The hedge fund industry attracted more than $100 billion in new assets in the first three quarters of 2004, although inflows have cooled somewhat in the last three months, according to research by Tremont Capital’s Tass Research division.
The figures show that in the first quarter of the year, hedge fund inflows totalled a substantial $43.3 billion, which was then followed by an intake of $38.2 billion and $25.1 billion for the second and third quarters respectively.
Explaining the slower third quarter flows, Robert Schulman, joint CEO of Tremont Capital Management said they "are more in line with a growth pace that can be expected as the global pool of assets under management by hedge funds gets larger.”

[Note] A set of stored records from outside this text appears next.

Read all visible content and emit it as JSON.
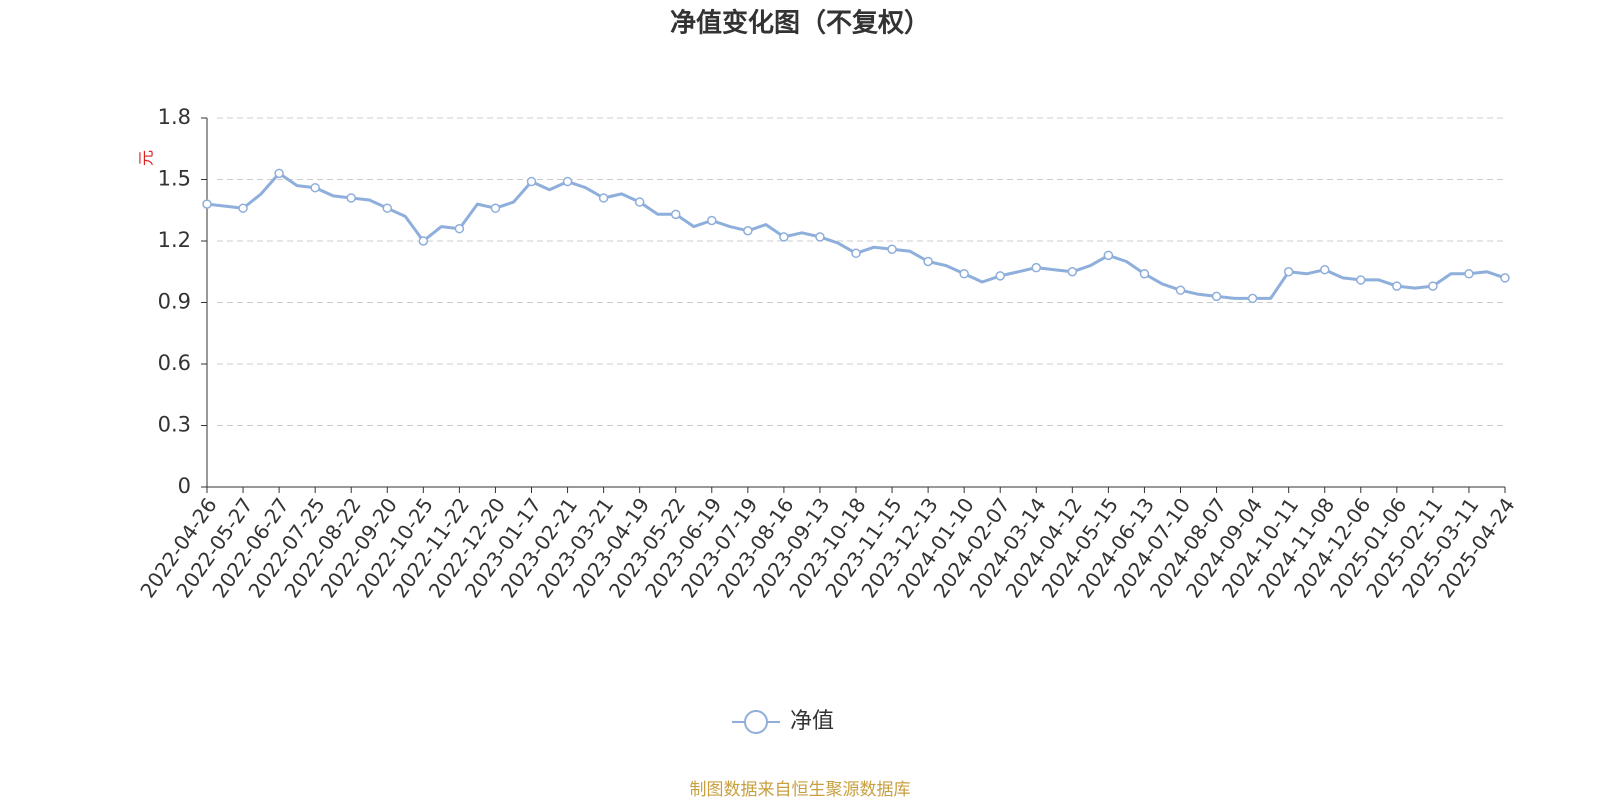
{
  "chart_data": {
    "type": "line",
    "title": "净值变化图（不复权）",
    "y_label": "元",
    "source": "制图数据来自恒生聚源数据库",
    "categories": [
      "2022-04-26",
      null,
      "2022-05-27",
      null,
      "2022-06-27",
      null,
      "2022-07-25",
      null,
      "2022-08-22",
      null,
      "2022-09-20",
      null,
      "2022-10-25",
      null,
      "2022-11-22",
      null,
      "2022-12-20",
      null,
      "2023-01-17",
      null,
      "2023-02-21",
      null,
      "2023-03-21",
      null,
      "2023-04-19",
      null,
      "2023-05-22",
      null,
      "2023-06-19",
      null,
      "2023-07-19",
      null,
      "2023-08-16",
      null,
      "2023-09-13",
      null,
      "2023-10-18",
      null,
      "2023-11-15",
      null,
      "2023-12-13",
      null,
      "2024-01-10",
      null,
      "2024-02-07",
      null,
      "2024-03-14",
      null,
      "2024-04-12",
      null,
      "2024-05-15",
      null,
      "2024-06-13",
      null,
      "2024-07-10",
      null,
      "2024-08-07",
      null,
      "2024-09-04",
      null,
      "2024-10-11",
      null,
      "2024-11-08",
      null,
      "2024-12-06",
      null,
      "2025-01-06",
      null,
      "2025-02-11",
      null,
      "2025-03-11",
      null,
      "2025-04-24"
    ],
    "series": [
      {
        "name": "净值",
        "color": "#8eaedb",
        "values": [
          1.38,
          1.37,
          1.36,
          1.43,
          1.53,
          1.47,
          1.46,
          1.42,
          1.41,
          1.4,
          1.36,
          1.32,
          1.2,
          1.27,
          1.26,
          1.38,
          1.36,
          1.39,
          1.49,
          1.45,
          1.49,
          1.46,
          1.41,
          1.43,
          1.39,
          1.33,
          1.33,
          1.27,
          1.3,
          1.27,
          1.25,
          1.28,
          1.22,
          1.24,
          1.22,
          1.19,
          1.14,
          1.17,
          1.16,
          1.15,
          1.1,
          1.08,
          1.04,
          1.0,
          1.03,
          1.05,
          1.07,
          1.06,
          1.05,
          1.08,
          1.13,
          1.1,
          1.04,
          0.99,
          0.96,
          0.94,
          0.93,
          0.92,
          0.92,
          0.92,
          1.05,
          1.04,
          1.06,
          1.02,
          1.01,
          1.01,
          0.98,
          0.97,
          0.98,
          1.04,
          1.04,
          1.05,
          1.02
        ]
      }
    ],
    "ylim": [
      0,
      1.8
    ],
    "yticks": [
      0,
      0.3,
      0.6,
      0.9,
      1.2,
      1.5,
      1.8
    ],
    "grid": true,
    "legend": "bottom"
  }
}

Tass reports that the three most popular strategies in the third quarter in terms of inflows were Event Driven, Long/Short Equity and Global Macro, accounting for more than half of the net quarterly inflows. These three strategies were also the most popular with investors throughout 2003.
Mr Schulman observed: "The third quarter asset inflows favoured strategies with broad investment latitude.”
However, he added that the rapid growth of the industry over the past few quarters has led to a shortage of new managers in certain styles such as Equity Market Neutral, "thus leading to continued growth in strategies with less capacity constraints.”
Schulman indicated that Global Macro is becoming an increasingly popular strategy among investors, contrasting with Convertible Arbitrage, which experienced net outflows in the last quarter.